We also added detailed diagrams for all five subsystems following feedback from the design presentation. That was probably the most concrete deliverable this week, since the architecture is now fully documented with dedicated figures rather than described in prose alone.

Next Week: The goal is first integration between the host-side Python app and the Jetson inference stack, connecting the context capture pipeline over UART, confirming SparkDB is writing snapshots correctly, and getting the full Capture-Distill-Infer cycle running end-to-end. We’re expecting to find bugs, not a working system. Formal integration testing starts the week of March 17 per the schedule.

Biggest open risk: Whether the 500 ms TTFT target holds under real workloads once the full context retrieval pipeline is active, rather than the isolated benchmark conditions we’ve been testing against. Our early integration should give us time to identify and address any gaps before the evaluation phase.

A was written by Leonard, B was written by Tatyana and C was written by Sida.

Part A: SPARK is designed to be useful far beyond the academic environment in which it was built. For a non-technical user, the barrier to AI assistance has never really been access to the technology itself, it has been the trust and setup cost that comes with it. A small business owner, a community health worker, or a local journalist does not have an IT department to configure a local LLM, and they are unlikely to read a privacy policy carefully enough to understand what a cloud tool does with their data. SPARK removes both of those barriers: it is a plug-in USB device that works without configuration, and its privacy guarantee is physical rather than contractual, the data never leaves the machine by design. This matters most for users in contexts where a data breach or regulatory violation is not an abstract risk but a concrete one, such as a clinic in a rural area handling patient records, a small law firm without enterprise-grade cloud security, or a freelance professional working with confidential client material. These users exist everywhere and share the same underlying need: powerful writing assistance that does not require them to be technically sophisticated or to place trust in a company they have never heard o

Part B: .Different cultures carry different expectations around privacy, data ownership, and trust in technology, and SPARK’s design accommodates that variation by default. In cultures where institutional trust is low or where government surveillance is a lived concern, the premise of a productivity tool that requires work to pass through a third-party server is not favorable regardless of capability. SPARK’s local-only architecture removes that barrier entirely. There is also a meaningful economic dimension: because SPARK is built on open-source models and infrastructure, it avoids the subscription costs that make cloud AI tools inaccessible in lower-income contexts. In professional cultures where confidentiality is not just a legal requirement but a deeply held ethical norm, such as attorney-client relationships or doctor-patient communication, SPARK’s design aligns with the values of the user rather than asking them to compromise those values for convenience.

Part C:The environmental footprint of AI is increasingly a point of concern, and SPARK’s architecture takes a meaningfully different position than cloud-based alternatives.
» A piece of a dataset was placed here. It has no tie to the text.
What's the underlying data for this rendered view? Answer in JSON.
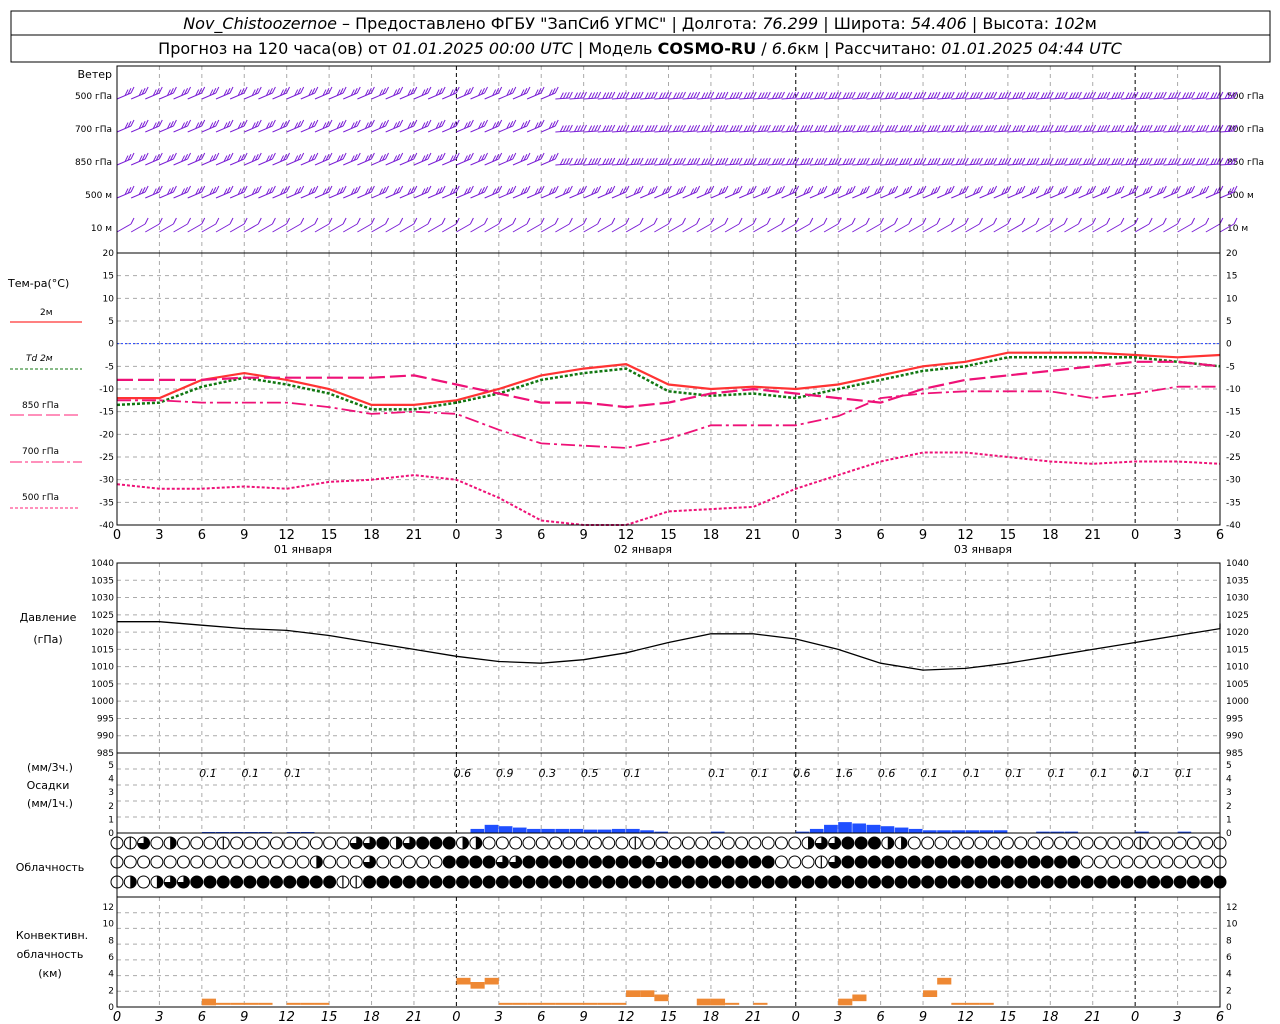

Every query sent to a cloud AI provider is processed in a large data center, consuming significant energy and water for cooling at scale. SPARK performs all inference locally using small, quantized models on the Jetson AGX Xavier, which are substantially more energy-efficient than the large models running in cloud data centers. Smaller models require fewer computational resources per query, which translates directly to lower power draw and a reduced carbon footprint per interaction. The system is also designed for longevity: by running on existing hardware rather than requiring a continuously updated cloud subscription, SPARK reduces pressure to frequently upgrade devices, which in turn reduces electronic waste. The Jetson AGX Xavier was deliberately selected from existing ECE inventory, which aligns with a reuse ethos rather than driving demand for new hardware manufacturing.